至于跟韦伯单挑…就算Lancer和Berserker不动手,他韦伯单单一个神代魔术就足够让他歇菜的了。
“我不是来找你麻烦的。”韦伯摇摇手,压低了黑色的大帽子,“我来只是想问你,你真的心甘情愿的要离开吗?”
“你难道不想知道你到底追求什么吗?”
“你真的,为了远坂时臣就要放弃明了自身追求的机会吗?”
“阁下究竟想说什么!”言峰绮礼脸色不变:“什么我追求什么,什么放弃机会,我听不懂阁下的意思。”
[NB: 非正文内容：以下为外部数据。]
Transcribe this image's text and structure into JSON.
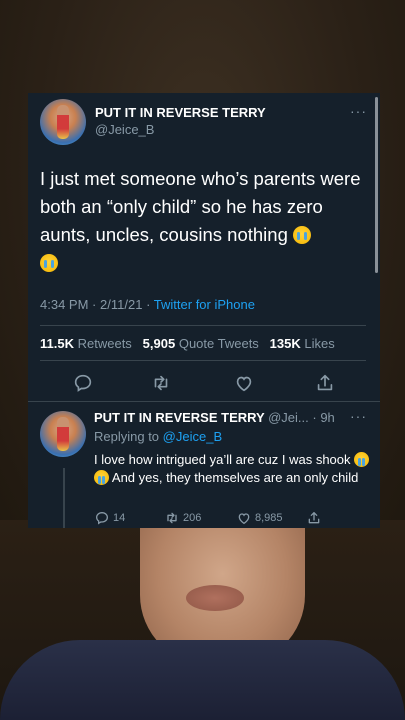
{
  "tweet": {
    "display_name": "PUT IT IN REVERSE TERRY",
    "handle": "@Jeice_B",
    "text": "I just met someone who’s parents were both an “only child” so he has zero aunts, uncles, cousins nothing",
    "time": "4:34 PM",
    "date": "2/11/21",
    "separator": "·",
    "source": "Twitter for iPhone",
    "stats": {
      "retweets_count": "11.5K",
      "retweets_label": "Retweets",
      "quote_count": "5,905",
      "quote_label": "Quote Tweets",
      "likes_count": "135K",
      "likes_label": "Likes"
    },
    "more": "···"
  },
  "reply": {
    "display_name": "PUT IT IN REVERSE TERRY",
    "handle_time": "@Jei... · 9h",
    "replying_prefix": "Replying to",
    "replying_handle": "@Jeice_B",
    "text_part1": "I love how intrigued ya’ll are cuz I was shook",
    "text_part2": "And yes, they themselves are an only child",
    "more": "···",
    "counts": {
      "replies": "14",
      "retweets": "206",
      "likes": "8,985"
    }
  },
  "icons": {
    "reply": "reply-icon",
    "retweet": "retweet-icon",
    "like": "heart-icon",
    "share": "share-icon",
    "emoji": "loudly-crying-face-emoji"
  },
  "colors": {
    "card_bg": "#15202b",
    "text": "#ffffff",
    "muted": "#8899a6",
    "link": "#1da1f2",
    "divider": "#38444d"
  }
}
哦?还想装?韦伯一挑眉,嘴角勾起宛若恶魔笑容般的弧度:“绮礼,我们来做个交易吧。”
————
又是郊外,又是教会。
“嘎叽——”
平日无人问津的教会又一次迎来了一个客人;伴着门被打开的声音响起,阳光又一次照入了阴暗的教会内部。
“……”言峰璃正沉默了些许,他知道来认识谁,毕竟这个时间段前来教会的人只能有一个。
那就是之前来过又离去的韦伯。
“阁下已经见过犬子了吗?”
大概是因为他修行了古天朝武术的原因吧,说话的时候带着点古天朝的用词。
“没有。”韦伯走到他站立的地方附近,听到他的问题睁眼说瞎话。
“——那样啊…那个下现在是来领令咒的吗?”言峰璃正也没有管韦伯说的是不是实话,随便应了一声后一副公事公办的样子。
“领令咒,哼…虽然我确实是为令咒来的教会,但神父用错词了呢。”韦伯看着眼前老人魁梧的后背,嘴角挂着玩味的笑容,垂下的手中,食指与大拇指在相互摩擦着:“我可不是来领令咒的,我是来要,令咒的啊!”
“什么?”
听到韦伯的话语感到不对的言峰璃正立马转身,但…晚了。
“Sectumsempra。”(风之刀割)
魔术已使出,已抵言峰璃正的腰间——这个这个强大的八极拳修炼者就这么不甘的看着腰前扭曲的空气组成的透明弯月:风之刀割,瞬间饮恨。
腰斩。
这是第二个被韦伯以同样的魔术,同样的角度腰斩的人了。
鲜血在喷涌,韦伯以良好的走位躲过所有会沾到他身上的浓稠红色液体后,垫着脚尖小心翼翼的越过地上的红色…肠子。